# Unser Teich



## Ulrike1979 (16. Juli 2013)

Ein großes Moin Moin in die Runde! 

Zuerst einmal muss ich sagen, dass ich total begeistert bin von dem Forum und schon viel gelesen habe hier. 

Kurz zu mir und zu dem Vorhaben von meinem Mann und mir: Wir sind beide 33 Jahre alt und haben vor ca. 2 Jahren ein großes Grundstück im schönen Ostfriesland zwischen Leer und dem emsländischen Papenburg erworben und nachdem Haus und Außenanlage fertig sind haben wir nun entschlossen, uns einen Teich zu bauen.

Angefangen hat alles mit einer Kräuterschnecke, die wir im letzten Jahr gebaut haben und der in einem Teich mündet. Anfang diesen Jahres habe ich dann doch nicht wiederstehen können und habe 5 kleine Goldfische gekauft, um dem Teich ein wenig Leben einzuhauchen. 

Hmm... das war allerdings nicht so günstig ... zum Wohle der armen Fische wechsel ich augenblicklich wöchentlich das Wasser! 

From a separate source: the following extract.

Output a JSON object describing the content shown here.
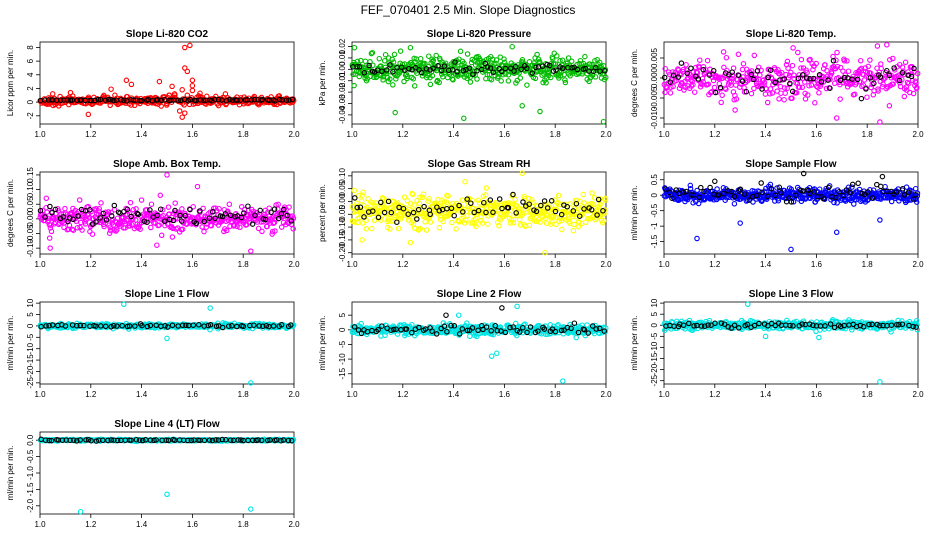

Irgendwann kam dann in meinem Kopf die Idee, dass ein größerer Teich auch eine Option wäre. Nachdem ich meinem Mann von der Sache berichtet habe, war er auch begeistert. Er hat sich dann viel mit Kollegen unterhalten, die auch einen Teich besitzen. Nun ja, das klingt nach viel Vorplanung... ist es aber nicht... ihr müsst wissen, dass mein Mann ein absoluter Praktiker ist. Und so verging von ersten Gedanken bis zum ersten Spatenstich gerade mal eine Woche. 
Gestern Abend sah es dann bei uns im Garten so aus:

 

Gestern Abend hat mein Mann sich dann noch entschieden, dass wir einen Teichbereich höher gestalten wollten, in denen wir Pflanzen ansiedeln wollen, die das Wasser auf natürliche Weise reinigen sollen. (Aussage von meinem Mann: "Dann brauche ich nicht die ganze Erde zum Nachbarn bringen!")


Wenn mein Mann so weiterschaufelt wie bislang (was ihr auf dem Foto seht ist das Ergebnis von 3 Abenden) dann bin ich schon fast soweit zu sagen, dass wir am Wochenende schon die Folie in den Teich legen können. Den ganzen technischen Kram hat mein Mann gestern Abend bestellt und die Stromzufuhr kommt heute. Zum Glück hatten wir schon Strom in der Nähe liegen, so dass wir diesen nur verlängern müssen. 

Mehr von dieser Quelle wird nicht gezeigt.